A fachada tem azulejos brancos coloridos de azul, as janelas detalhes
mouriscos, há floreiras esparramando ramalhetes com botões cor de rosa das
venezianas.
"Agora sim. Me dá esse lenço. Agora me escuta."
Há música tocando no ônibus. Afogados pelos
soluços da suspensão hidráulica trompetes e acordeões buzinam para ninguém
ouvir. Cada marcha torna o ônibus mais veloz e a música mais distante. Todos
ouvem a sinfonia mecânica e não escutam nada.
"Você é feito das coisas que ama. Você ama as coisas que vê."
Algumas poltronas à frente você vê aqueles
cabelos familiares. Ela está de costas para você e ainda não te viu. Você sabe
que ela vai lhe receber com um sorriso. Vai perguntar como foi seu dia e vai
lhe dar um beijo. Você vai contar que esta triste e ela dirá que te ama. Você
vão dar as mão e vão andar, discutir se é art-déco ou art-nouveau, vão discutir
literatura beat e no fim vão concordar que o filho de vocês se chamará
Arthur.
"E as coisas que você ama são as coisas que lhe fazem feliz. As coisas que você ama são as coisas que lhe fazem."
Há um cabelo enrolado na sua roupa.
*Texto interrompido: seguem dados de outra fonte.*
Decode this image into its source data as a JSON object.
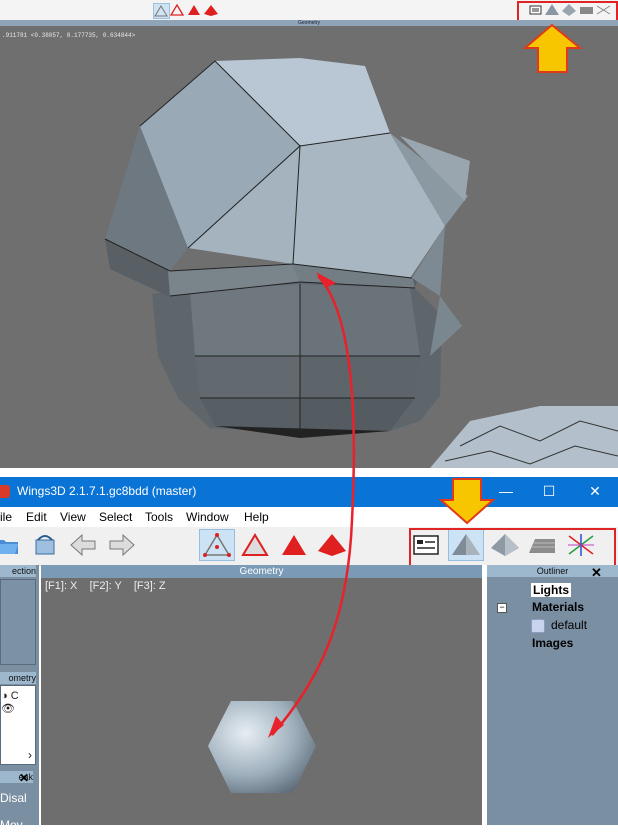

A mulher o
apanha com os dedos longilíneos, o estica, aponta para a poltrona da frente e
sorri.
"Calma, você já vai para ela."
Ela apanha um pacote de dentro da bolsa. O pacote
está cheio de argila úmida. Ela apanha um punhado, aperta-o nas mãos e forma um
pequeno disco. Com a ponta da unha ela desenha um padrão de arcos e linhas que
se cruzam.
"Agora abra as mãos."
O padrão parece um intrincado desenho celta. Mas
há algo selvagem, algo caótico e desordenado. Não é simétrico, as linhas tem
espessuras diferentes. Mas ainda assim é tudo muito geométrico e o desenho é
harmônico.
"Aqui."
Ela aponta para a própria garganta.
"Fecha, guarda, esconde tudo o que tem para esconder."
Você amassa a argila nas mãos. Com a garganta
embotada de cimento e terra você empurra a argila cada vez mais para o fundo.
Soca com os dedos, amassa e alisa até formar uma cobertura no buraco.
"E quando for falar lembre-se das coisas que ama. Lembre-se de como elas te fazem sorrir, lembre-se de como a felicidade lhe dá vontade de chorar."
Do mesmo saco ela tira um punhado de areia.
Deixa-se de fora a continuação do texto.